The examination should be focused on determining reproducibility of the symptoms, gait, balance, and ataxia; on evaluation of possible acute stroke symptoms; and on the character of the nystagmus and severity of the ataxia. The presence or absence of associated cerebellar signs such as lateralizing dysmetria, motor weakness, sensory loss, and abnormal reflexes should be noted, as well as the Babinski reflex and cranial nerve abnormalities such as ophthalmoplegia, dysarthria, and Horner syndrome.31 Abnormalities in cerebellar function should prompt consideration of a central cause. Patients should also be examined for vertical and rotatory nystagmus, which are not typically present in patients with peripheral vertigo; their presence warrants imaging and neurologic evaluation.

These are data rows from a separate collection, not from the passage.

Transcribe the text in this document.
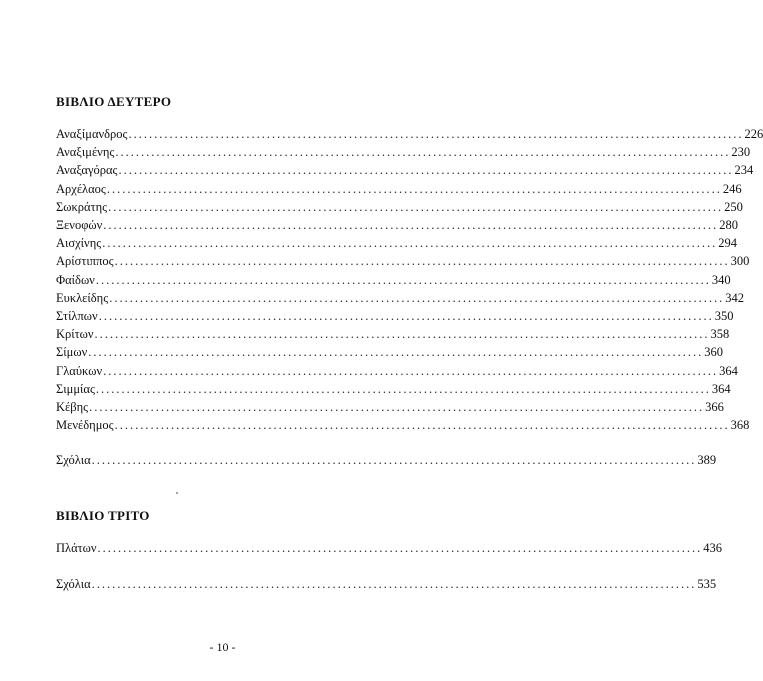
ΒΙΒΛΙΟ ΔΕΥΤΕΡΟ
Αναξίμανδρος ........................................................................................................................ 226
Αναξιμένης ........................................................................................................................ 230
Αναξαγόρας ........................................................................................................................ 234
Αρχέλαος ........................................................................................................................ 246
Σωκράτης ........................................................................................................................ 250
Ξενοφών ........................................................................................................................ 280
Αισχίνης ........................................................................................................................ 294
Αρίστιππος ........................................................................................................................ 300
Φαίδων ........................................................................................................................ 340
Ευκλείδης ........................................................................................................................ 342
Στίλπων ........................................................................................................................ 350
Κρίτων ........................................................................................................................ 358
Σίμων ........................................................................................................................ 360
Γλαύκων ........................................................................................................................ 364
Σιμμίας ........................................................................................................................ 364
Κέβης ........................................................................................................................ 366
Μενέδημος ........................................................................................................................ 368
Σχόλια ...................................................................................................................... 389
ΒΙΒΛΙΟ ΤΡΙΤΟ
Πλάτων ...................................................................................................................... 436
Σχόλια ...................................................................................................................... 535
- 10 -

Diagnostic Testing and Differential Diagnosis

The Dix-Hallpike maneuver is commonly used to elicit positional nystagmus (see Fig. 96.1), which is associated with benign paroxysmal positional vertigo and usually lasts 5 to 60 seconds. Prolonged nystagmus is unlikely to be a result of this disorder. Gait and balance can be assessed with tandem walking and the Romberg test. Ataxia and lateralizing dysmetria can be assessed with finger-to-nose and heel-knee-shin testing. Hearing can be evaluated with the finger rub or finger snap, the Weber test, and the Rinne test. The ear and external auditory canal should be examined for evidence of cerumen, otitis media, perforation of the tympanic membrane, and mass lesions.

CT lacks sensitivity in the evaluation of cranial nerve VIII disorders but may be useful in evaluating the bony temporal region. MRI with gadolinium enhancement is useful in identifying acoustic neuroma.

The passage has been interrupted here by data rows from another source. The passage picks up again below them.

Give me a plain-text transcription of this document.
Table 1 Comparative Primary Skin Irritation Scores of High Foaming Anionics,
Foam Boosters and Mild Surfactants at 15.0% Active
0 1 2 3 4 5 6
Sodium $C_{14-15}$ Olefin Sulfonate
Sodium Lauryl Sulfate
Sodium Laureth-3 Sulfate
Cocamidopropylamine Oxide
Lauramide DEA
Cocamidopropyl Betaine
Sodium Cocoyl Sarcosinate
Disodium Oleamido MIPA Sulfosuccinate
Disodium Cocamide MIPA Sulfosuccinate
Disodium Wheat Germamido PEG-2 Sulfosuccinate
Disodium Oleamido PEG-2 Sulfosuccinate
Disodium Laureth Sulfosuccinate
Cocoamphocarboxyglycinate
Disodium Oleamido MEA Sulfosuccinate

When a central cause is suspected because of abnormalities on cerebellar testing or clinical suspicion, MRI or magnetic resonance angiography (or both) should be performed to rule out a posterior circulation stroke as a central cause of the vertigo.

The differential diagnosis should include other cranial nerve deficits that are not typically present in benign causes of cranial nerve VIII dysfunction. Acoustic neuromas may compress the trigeminal nerve when they attain a size of 3 cm or greater; patients with complaints of facial numbness should therefore be evaluated for trigeminal neuropathy, as well for a mass lesion. Because large tumors can affect cranial nerves IX, X, and XI, these nerves should also be tested.

Cranial Nerve IX (Glossopharyngeal Nerve)

Cranial Nerve XII (Hypoglossal Nerve)

Treatment

Treatment and disposition are similar to that for cranial nerves IX, X, and XI. If there is concern for a cerebrovascular accident or space-occupying lesion, the patient should be admitted for evaluation.